John Renslow: Playoffs? You want to talk about playoffs?
Get Into Golf
Are you ready for the playoffs? We’re talking about the new PGA Tour playoffs. Yes, in 2007, the PGA Tour introduced a “post-season.” Following the final regular tour event, the top 125 players qualified for the first of four playoff tournaments.
The format is interesting, but if you aren’t paying attention it will look like a regular tour event. And, unless you have an affinity for numbers, it can get real confusing, real fast. Let’s see if we can simplify things to make this more fun to watch over the weekend.
It is a four week schedule, with each week very similar to a normal week on tour. Each event has its own sponsor (starting this week with “The Barclays”) and rounds are played Thursday – Sunday.
Similar to playoffs in other sports, the number of participants is whittled down each week. After the first week, the top 100 players will continue on to week #2 (The Deutsche Bank Championship). Then 70 players will advance to week #3 (the BMW Championship) and the final, still known as the Tour Championship will field the top 30 players.
The playoff tournaments are essentially consecutive, although this year, there is a two-week period between week three and the Tour Championship.
It all started at the first stop of the tour schedule, this year at the SBS Championship (on Maui) in January. The players are earning points based on the how they finish each week. Sounds a bit like NASCAR points … and it is.
Everybody who plays well, and makes the cut, gets a certain number of points. Using the AT&T Pebble Beach Pro-Am as an example, the winner received 500 points and the last player to earn a paycheck received one whopping point. After the Tour’s last event in August, those who have enough points to finish 125th or better on the list, qualify for the playoffs.
These guys are playing hard all year, FedEx Cup or not, however, it is an added bonus for both the players and fans. For the players it is the opportunity and challenge to compete with the Tour’s best, not to mention that the winner of this little shin dig gets $10 million.

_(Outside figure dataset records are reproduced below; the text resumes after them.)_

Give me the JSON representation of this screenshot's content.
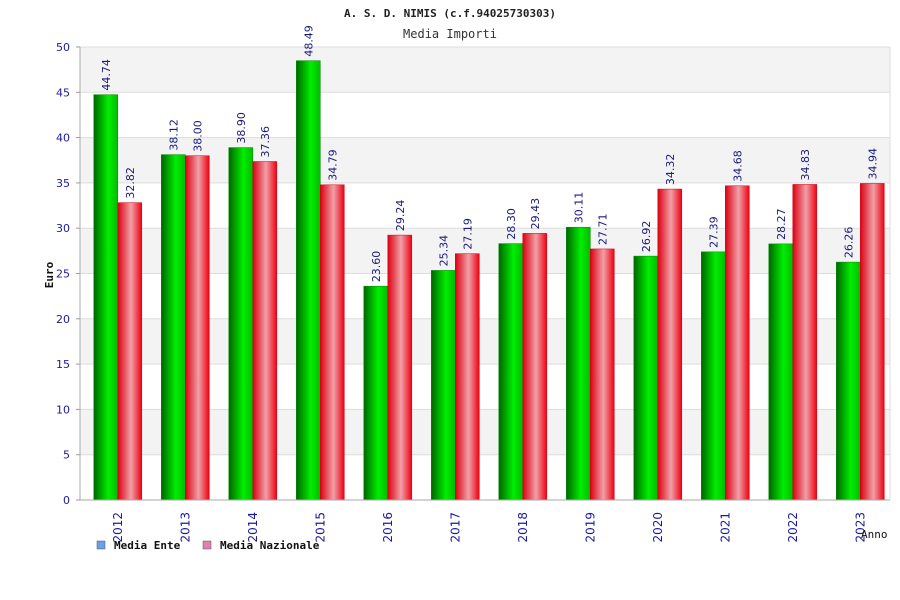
{
  "chart_data": {
    "type": "bar",
    "title": "A. S. D. NIMIS (c.f.94025730303)",
    "subtitle": "Media Importi",
    "xlabel": "Anno",
    "ylabel": "Euro",
    "ylim": [
      0,
      50
    ],
    "yticks": [
      "0",
      "5",
      "10",
      "15",
      "20",
      "25",
      "30",
      "35",
      "40",
      "45",
      "50"
    ],
    "grid": true,
    "legend_position": "bottom-left",
    "categories": [
      "2012",
      "2013",
      "2014",
      "2015",
      "2016",
      "2017",
      "2018",
      "2019",
      "2020",
      "2021",
      "2022",
      "2023"
    ],
    "series": [
      {
        "name": "Media Ente",
        "color": "#00cc00",
        "legend_color": "#6aa0e8",
        "values": [
          44.74,
          38.12,
          38.9,
          48.49,
          23.6,
          25.34,
          28.3,
          30.11,
          26.92,
          27.39,
          28.27,
          26.26
        ],
        "labels": [
          "44.74",
          "38.12",
          "38.90",
          "48.49",
          "23.60",
          "25.34",
          "28.30",
          "30.11",
          "26.92",
          "27.39",
          "28.27",
          "26.26"
        ]
      },
      {
        "name": "Media Nazionale",
        "color": "#ee1122",
        "legend_color": "#e080b0",
        "values": [
          32.82,
          38.0,
          37.36,
          34.79,
          29.24,
          27.19,
          29.43,
          27.71,
          34.32,
          34.68,
          34.83,
          34.94
        ],
        "labels": [
          "32.82",
          "38.00",
          "37.36",
          "34.79",
          "29.24",
          "27.19",
          "29.43",
          "27.71",
          "34.32",
          "34.68",
          "34.83",
          "34.94"
        ]
      }
    ]
  }
}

For us, the fans, we get to see the top players for a solid month. Throughout the year, some guys will skip a tournament for rest, family, or maybe they just don’t like the golf course. But, when you’re talking $10 million and the chance to end the year on top, all of the boys will lace up the spikes and tee it up.
In my opinion, the only problem is that the Tour can get too commercial. I know, I know the whole thing’s about endorsements, big business and bringing in more revenue, but I think that the playoff message gets lost in the promotion of the sponsor. Most people have heard of the Tour Championship and we might have heard the phrase ‘the Fed Ex Cup’, but how many of us know that there is a four week playoff system?
College football has done this. We used to understand what the Rose Bowl was. Now we have the Tostada Bowl or, one of my personal favorites, the Chick-fil-A bowl. What is that?
That having been said, the idea of a playoff is enjoyable and a boat-load better that the best team being chosen by a computer program (thank you BCS). It gives all of the best players a chance to show their talent and we get to watch.
It just needs to be promoted for what it is; the playoffs. Then we can get excited about it, like the Super Bowl or the World Series.
Last year’s winner was Tiger Woods. Tiger entered the playoffs in first place. Following a win in week #3 and a pair of second-place finishes in week one and week four, he led the field in points.
This year we have Ernie Els entering the playoffs with point lead. Phil Mickelson is right on his heels at No. 5. Tiger, still knee-deep in some People Magazine stuff is way back at No. 112, but the points are doubled for the playoffs. So, you just never know. It starts at noon on Golf Channel.